TANYA JAWAB Henry Andrianto, PENS
Apa yang menyebabkan Tdry dan Twet pada tailrace
nilai deltanya paling kecil?
Pipa yang ada di PLTA Cirata, tingkat korosinya
apakah juga sama untuk pipa lurus dan bending (elbow)?
Sri Suryaningsih
Perbedaan temperatur Tdry dan Twet menjadi data
utama untuk mengetahui waktu optimal terjadinya korosi (maksimum).
Prosiding Pertemuan Ilmiah XXIX HFI Jateng & DIY, Yogyakarta 25 April 2015 ISSN : 0853-0823
Adri D.W., PENS
Baja karbon yang ada di PLTA itu apa saja?
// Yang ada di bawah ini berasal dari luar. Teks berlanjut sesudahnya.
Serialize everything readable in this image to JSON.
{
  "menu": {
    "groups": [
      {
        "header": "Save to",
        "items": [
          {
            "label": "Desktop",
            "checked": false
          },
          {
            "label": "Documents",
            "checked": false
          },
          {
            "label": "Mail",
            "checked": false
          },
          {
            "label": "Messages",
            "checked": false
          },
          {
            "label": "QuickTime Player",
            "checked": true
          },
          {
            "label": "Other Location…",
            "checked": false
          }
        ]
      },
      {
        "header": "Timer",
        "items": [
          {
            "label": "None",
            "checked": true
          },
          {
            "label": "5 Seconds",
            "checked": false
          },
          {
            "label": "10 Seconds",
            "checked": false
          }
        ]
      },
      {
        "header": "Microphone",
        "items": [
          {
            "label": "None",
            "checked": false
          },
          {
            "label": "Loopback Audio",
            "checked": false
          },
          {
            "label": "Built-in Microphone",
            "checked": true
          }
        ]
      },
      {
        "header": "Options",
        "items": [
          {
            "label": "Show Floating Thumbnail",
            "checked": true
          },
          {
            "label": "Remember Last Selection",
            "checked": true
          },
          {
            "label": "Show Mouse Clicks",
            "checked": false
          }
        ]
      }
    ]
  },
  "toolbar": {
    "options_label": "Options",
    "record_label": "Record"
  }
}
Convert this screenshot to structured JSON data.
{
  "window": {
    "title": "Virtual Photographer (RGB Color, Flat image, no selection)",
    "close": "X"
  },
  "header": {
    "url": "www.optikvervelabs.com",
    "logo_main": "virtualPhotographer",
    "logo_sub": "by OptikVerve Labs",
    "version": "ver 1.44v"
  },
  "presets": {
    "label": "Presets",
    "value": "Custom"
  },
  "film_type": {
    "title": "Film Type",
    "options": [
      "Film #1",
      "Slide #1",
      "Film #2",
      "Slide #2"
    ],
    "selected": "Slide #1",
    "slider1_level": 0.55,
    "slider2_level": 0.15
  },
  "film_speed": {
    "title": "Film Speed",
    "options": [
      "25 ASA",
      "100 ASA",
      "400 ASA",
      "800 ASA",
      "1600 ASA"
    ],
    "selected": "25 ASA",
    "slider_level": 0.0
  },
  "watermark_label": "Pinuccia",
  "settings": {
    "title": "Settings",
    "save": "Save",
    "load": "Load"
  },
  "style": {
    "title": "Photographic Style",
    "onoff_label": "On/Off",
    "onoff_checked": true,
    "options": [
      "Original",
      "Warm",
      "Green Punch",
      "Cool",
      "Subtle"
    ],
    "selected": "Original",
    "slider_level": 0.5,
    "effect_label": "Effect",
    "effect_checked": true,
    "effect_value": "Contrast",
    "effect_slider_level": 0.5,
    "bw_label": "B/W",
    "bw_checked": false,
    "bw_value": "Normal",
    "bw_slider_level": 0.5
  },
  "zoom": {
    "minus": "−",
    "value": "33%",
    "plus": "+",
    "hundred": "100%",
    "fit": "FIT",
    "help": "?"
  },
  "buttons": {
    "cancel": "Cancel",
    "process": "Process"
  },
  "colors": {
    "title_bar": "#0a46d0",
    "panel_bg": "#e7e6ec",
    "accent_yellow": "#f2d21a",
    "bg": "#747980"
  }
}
korosi yang terjadi apa mempengaruhi sisi dalam pipa
dan ada pengaruh korosi lain?
Pengujian apakah bahan uji sama dengan yang ada di
lapangan? bagaiamana proses pengujiannya?
Sri Suryaningsih
Umumnya pipa-pipa penyalur terbuat dari baja
campuran karbon dengan tingkatan rendah-sedang
Kedua sisi pipa akan terpengaruh terhadap
lingkungannya, sehingga korosi bisa terjadi
penelitian menggunakan nahan yang sama dengan
yang digunakan di PLTA
Dewita, BATAN
Dari data yang dipaparkan antara lokasi B (intake) dan C
(Tailrace) laju korosinya berbeda padahal lokasi cukup dekat dan sampel diletakkan di atmosfer, mengapa?
Sri Suryaningsih
Lokasi antara intake dan tailrace berjarak cukup jauh dan
dibatasi oleh bukit (power house), sehingga data yang
diamati berbeda-beda. Sampel diukur korosi di atmosfir sebagai tujuan dari penelitian ini.